Итак, к уточнению или даже «исправлению» гегелевской мысли здесь оказывается привлечена французская социология и теория сакрального. Именно этим сочетанием можно определить формулу его «Теории религии» (1948) – из всех его текстов самого гегельянского и самого важного для нашей работы. Совершенно то же он говорит и в одной из своих поздних статей, целиком посвященных Гегелю, – «Гегель, смерть и жертвоприношение» (1955): позиция немецкого мыслителя поверяется здесь мироощущением архаического человека, живущего вровень с сакральным: «Я хотел дать почувствовать одну точную оппозицию: …позиция Гегеля менее целостна, чем позиция наивного человека»[17]
. Всего за год до своей смерти, 2 июня 1961 года, он напишет об этом в письме Кожеву: «Однако же мне хотелось бы создать нечто, параллельное вашему „Введению в чтение Гегеля“, но бесконечно более произвольное и основанное, в сущности, на попытке осмыслить то, что игнорировал или чем пренебрегал Гегель (древняя и современная история, будущее и т. д.)»[18]. Именно из этого столкновения гегельянства с теорией сакрального и рождается сложность батаевского словаря, смешивающего онтологию с психологией: поэтому объективно существующие миры профанного и сакрального для него – равно и этапы на пути эволюции человечества, и субъективные состояния сознания. Смысл всей батаевской концепции насилия и сакрального – десубъективация, размыкание единичного во всеобщее, снятие индивидуального ради растворения в мировом целом – также по существу гегелевский, так что всю эту теорию можно условно охарактеризовать как предельно специфичное переложение гегелевской/кожевской концепции негативности в форме истории религии, осуществленное в связи с ницшевским отказом от субъекта и заявленным им дионисическим идеалом растворения во всеобщем.Уже сам Гегель определяет негативность, «принцип процесса»[19]

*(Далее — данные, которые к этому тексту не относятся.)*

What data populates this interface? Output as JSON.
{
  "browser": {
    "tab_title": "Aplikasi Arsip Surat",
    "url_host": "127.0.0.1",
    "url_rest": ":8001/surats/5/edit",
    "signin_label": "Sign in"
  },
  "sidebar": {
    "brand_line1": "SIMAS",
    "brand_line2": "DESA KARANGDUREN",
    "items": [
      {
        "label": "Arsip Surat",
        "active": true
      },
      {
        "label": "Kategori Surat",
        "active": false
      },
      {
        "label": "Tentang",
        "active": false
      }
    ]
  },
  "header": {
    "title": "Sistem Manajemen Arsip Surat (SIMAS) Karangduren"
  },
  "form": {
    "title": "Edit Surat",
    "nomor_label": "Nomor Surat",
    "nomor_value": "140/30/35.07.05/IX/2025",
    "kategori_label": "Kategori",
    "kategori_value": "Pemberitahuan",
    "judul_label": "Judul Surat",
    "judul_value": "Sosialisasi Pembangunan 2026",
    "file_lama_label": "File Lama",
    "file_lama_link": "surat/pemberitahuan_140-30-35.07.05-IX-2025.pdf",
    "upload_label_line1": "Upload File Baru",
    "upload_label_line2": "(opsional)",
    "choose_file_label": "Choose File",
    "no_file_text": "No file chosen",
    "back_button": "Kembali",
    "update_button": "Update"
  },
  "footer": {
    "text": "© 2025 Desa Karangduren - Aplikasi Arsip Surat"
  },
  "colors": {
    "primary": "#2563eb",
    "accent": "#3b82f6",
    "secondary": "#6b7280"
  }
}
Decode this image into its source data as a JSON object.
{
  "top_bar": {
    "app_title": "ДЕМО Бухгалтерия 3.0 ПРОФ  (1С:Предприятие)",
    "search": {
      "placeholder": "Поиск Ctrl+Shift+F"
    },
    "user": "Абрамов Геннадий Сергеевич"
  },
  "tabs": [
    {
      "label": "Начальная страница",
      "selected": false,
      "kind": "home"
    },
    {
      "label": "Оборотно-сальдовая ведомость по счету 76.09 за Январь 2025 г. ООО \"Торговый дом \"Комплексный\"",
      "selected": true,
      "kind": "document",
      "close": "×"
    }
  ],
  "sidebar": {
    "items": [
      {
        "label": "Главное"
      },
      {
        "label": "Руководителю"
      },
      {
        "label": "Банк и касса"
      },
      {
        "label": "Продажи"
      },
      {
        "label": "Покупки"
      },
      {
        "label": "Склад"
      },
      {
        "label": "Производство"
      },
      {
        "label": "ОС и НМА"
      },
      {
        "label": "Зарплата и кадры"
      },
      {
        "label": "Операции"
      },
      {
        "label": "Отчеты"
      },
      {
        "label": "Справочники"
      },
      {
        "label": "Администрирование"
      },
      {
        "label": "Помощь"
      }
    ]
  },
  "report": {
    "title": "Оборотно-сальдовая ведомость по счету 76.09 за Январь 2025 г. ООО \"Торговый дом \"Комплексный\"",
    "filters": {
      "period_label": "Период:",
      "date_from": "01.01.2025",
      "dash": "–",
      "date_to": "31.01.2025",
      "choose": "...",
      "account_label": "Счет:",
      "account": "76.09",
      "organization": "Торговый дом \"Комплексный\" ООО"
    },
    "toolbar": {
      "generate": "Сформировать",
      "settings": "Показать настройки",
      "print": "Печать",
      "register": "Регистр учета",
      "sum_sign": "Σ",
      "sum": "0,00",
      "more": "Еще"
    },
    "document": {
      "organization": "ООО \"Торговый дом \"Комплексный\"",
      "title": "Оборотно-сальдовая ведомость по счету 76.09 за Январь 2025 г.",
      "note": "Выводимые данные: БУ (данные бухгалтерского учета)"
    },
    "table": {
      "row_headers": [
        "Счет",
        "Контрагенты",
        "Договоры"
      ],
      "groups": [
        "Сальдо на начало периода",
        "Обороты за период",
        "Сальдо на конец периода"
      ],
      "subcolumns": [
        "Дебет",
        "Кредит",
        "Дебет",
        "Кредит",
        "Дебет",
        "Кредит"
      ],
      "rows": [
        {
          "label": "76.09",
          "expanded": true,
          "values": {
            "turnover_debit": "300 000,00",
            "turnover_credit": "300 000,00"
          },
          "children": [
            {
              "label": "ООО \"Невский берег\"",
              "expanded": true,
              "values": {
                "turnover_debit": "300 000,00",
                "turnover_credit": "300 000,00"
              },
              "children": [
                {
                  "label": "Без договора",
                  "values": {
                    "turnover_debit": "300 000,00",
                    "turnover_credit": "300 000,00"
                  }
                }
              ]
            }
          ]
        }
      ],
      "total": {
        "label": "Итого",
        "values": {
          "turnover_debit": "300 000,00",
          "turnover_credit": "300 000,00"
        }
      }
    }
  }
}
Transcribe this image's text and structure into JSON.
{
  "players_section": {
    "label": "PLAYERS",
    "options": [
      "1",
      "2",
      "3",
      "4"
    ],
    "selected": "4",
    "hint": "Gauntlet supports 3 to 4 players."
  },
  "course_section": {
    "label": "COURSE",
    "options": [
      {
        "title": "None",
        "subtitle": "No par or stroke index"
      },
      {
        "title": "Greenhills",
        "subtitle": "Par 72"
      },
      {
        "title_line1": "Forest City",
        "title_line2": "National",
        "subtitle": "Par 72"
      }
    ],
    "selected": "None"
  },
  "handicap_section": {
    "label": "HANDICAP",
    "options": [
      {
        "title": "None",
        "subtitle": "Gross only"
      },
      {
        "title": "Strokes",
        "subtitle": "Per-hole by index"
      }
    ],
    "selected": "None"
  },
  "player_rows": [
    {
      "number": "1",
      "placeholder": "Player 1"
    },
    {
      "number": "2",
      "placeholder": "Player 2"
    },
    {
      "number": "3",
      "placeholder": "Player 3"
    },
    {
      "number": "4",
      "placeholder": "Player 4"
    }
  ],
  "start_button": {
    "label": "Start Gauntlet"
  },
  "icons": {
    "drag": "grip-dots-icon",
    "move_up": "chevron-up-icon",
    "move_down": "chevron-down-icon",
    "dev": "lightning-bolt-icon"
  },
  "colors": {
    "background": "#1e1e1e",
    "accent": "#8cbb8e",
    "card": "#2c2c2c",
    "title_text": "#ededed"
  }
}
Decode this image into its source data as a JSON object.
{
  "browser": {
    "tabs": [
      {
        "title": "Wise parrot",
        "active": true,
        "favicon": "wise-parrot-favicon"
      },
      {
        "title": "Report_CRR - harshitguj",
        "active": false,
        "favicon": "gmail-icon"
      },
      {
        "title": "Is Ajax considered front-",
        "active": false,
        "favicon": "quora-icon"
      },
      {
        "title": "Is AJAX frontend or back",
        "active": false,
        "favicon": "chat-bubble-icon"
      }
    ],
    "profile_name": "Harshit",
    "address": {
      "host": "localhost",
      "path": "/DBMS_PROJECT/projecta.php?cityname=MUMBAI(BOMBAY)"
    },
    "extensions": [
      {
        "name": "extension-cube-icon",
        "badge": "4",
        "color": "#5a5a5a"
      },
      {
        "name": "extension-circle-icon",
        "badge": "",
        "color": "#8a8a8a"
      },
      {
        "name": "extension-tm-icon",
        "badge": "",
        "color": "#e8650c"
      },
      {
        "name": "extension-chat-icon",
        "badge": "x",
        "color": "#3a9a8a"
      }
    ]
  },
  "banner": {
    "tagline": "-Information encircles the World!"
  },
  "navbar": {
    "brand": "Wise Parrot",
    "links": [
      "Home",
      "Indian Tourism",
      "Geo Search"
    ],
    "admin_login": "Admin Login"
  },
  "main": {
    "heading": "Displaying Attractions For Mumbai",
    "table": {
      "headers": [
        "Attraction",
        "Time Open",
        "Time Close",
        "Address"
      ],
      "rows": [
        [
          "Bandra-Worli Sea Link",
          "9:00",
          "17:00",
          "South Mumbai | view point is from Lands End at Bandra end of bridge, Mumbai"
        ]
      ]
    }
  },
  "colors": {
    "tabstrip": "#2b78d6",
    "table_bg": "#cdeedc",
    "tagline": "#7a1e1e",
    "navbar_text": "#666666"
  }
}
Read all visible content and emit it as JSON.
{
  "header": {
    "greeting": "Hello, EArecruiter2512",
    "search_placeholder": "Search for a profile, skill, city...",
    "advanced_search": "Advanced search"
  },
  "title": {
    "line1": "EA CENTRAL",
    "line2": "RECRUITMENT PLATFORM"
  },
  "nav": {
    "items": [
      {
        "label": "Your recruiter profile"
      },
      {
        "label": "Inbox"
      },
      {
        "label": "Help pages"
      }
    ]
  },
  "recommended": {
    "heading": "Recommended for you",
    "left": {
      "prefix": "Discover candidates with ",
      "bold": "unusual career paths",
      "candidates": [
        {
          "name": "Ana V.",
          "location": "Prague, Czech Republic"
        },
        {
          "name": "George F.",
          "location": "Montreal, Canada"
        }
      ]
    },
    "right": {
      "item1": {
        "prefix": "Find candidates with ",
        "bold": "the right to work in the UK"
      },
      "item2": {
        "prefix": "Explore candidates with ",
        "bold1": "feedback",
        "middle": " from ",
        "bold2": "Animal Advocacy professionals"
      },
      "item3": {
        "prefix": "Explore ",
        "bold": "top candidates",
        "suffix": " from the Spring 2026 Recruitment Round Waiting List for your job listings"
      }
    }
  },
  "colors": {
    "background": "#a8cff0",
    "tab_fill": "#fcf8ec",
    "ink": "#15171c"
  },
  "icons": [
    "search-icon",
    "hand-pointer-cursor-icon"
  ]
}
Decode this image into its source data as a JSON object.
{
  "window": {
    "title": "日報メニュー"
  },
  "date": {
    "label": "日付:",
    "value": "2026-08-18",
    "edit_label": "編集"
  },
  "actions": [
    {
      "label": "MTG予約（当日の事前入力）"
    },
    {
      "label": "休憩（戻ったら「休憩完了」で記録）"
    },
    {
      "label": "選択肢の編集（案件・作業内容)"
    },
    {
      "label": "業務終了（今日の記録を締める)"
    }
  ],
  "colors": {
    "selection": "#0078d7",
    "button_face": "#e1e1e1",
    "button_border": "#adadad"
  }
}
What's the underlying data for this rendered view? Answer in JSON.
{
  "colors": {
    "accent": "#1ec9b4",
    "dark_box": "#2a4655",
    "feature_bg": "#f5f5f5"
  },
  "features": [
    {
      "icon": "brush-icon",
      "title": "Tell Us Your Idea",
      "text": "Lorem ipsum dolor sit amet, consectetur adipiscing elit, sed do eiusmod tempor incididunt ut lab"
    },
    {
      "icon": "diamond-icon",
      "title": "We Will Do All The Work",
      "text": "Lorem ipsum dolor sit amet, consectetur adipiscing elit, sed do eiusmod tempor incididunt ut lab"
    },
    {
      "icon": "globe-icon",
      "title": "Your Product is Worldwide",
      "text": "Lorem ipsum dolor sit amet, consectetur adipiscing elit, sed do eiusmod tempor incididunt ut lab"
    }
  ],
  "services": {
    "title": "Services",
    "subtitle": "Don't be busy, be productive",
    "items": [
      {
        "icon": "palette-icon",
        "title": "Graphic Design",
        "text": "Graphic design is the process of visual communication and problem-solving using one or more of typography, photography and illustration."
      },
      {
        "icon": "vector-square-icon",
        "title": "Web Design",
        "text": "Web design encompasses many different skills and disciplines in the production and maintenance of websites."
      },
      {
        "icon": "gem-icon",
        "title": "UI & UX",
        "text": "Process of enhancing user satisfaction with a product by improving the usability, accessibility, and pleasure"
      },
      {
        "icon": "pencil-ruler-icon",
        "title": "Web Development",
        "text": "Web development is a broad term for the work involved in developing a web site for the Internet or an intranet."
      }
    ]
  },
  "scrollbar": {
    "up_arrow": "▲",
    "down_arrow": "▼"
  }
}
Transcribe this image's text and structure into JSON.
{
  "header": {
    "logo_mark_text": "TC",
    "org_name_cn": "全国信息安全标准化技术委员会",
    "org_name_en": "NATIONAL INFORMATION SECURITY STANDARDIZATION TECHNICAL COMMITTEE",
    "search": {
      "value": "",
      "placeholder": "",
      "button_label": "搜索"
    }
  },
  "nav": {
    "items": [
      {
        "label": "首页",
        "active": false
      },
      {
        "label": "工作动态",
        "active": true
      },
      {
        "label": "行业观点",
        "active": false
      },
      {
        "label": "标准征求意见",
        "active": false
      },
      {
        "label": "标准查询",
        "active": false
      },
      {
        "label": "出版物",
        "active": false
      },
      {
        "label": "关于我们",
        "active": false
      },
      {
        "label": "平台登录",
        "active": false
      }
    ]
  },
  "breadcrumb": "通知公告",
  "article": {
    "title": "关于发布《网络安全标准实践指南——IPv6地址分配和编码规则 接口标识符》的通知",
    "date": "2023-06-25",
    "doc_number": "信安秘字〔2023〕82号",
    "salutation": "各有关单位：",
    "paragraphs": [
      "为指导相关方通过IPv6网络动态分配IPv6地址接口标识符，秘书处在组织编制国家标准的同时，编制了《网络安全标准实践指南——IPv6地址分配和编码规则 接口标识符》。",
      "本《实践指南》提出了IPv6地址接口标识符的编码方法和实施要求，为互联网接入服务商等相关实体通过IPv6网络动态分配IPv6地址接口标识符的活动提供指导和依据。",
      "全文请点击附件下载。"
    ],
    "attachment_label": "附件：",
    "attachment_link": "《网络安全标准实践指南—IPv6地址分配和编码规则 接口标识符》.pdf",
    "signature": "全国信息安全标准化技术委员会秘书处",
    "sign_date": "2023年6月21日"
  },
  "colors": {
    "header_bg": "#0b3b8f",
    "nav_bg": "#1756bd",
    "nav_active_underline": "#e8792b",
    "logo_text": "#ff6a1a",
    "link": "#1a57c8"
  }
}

, как насилие – уничтожение частного ради общего, воздуха ради огня, почки ради цветка, формации рода ради вида, индивида и общества: «Род… претерпевает в своем спокойном занятии насилие [Gewalt] со стороны всеобщего индивида – земли»[20]; или: «…как действительная всеобщность она (власть государства. – А. З.) есть насилие над индивидуальным для-себя-бытием»[21]. Смысл этого насилия выражается немецким философом в метафоре жертвоприношения [Aufopferung], так что не только общее совершает насилие над частным, усваивая его в себе, но и частное жертвует собой ради общего: «…они сознают, что они суть эти единичные самостоятельные сущности благодаря тому, что они жертвуют своей единичностью, и эта всеобщая субстанция есть их душа и сущность»[22]; подобные примеры можно приводить бесконечно, но смысл так или иначе ясен. Понимание этих двух концептов у Батая, однако же, очевидно отличается от гегелевского: если у немецкого философа они касаются равно понятий, природы и общества, т. е. любых видов сущего, то для этого первого относятся прежде всего к человеку: так, он замечает, что «для Гегеля основой человеческой уникальности является негативность, т. е. разрушительное действие»[23]. С другой стороны, негативность для него имеет дело не с поступательным становлением, а скорее с разрывом, «бесконечным качественным различием» между профанным и сакральным, которое может быть преодолено лишь при помощи вполне буквального насилия – пролития крови и убийства в форме жертвоприношения. Несмотря на то что батаевская теория насилия и сакрального оперирует прежде всего структурами гегелевской диалектики, выражается она на языке философски насыщенной этнографии, где абстрактная негативность становится конкретным насилием, воплощенным в кровавых обрядах ацтеков, галлов или индусов.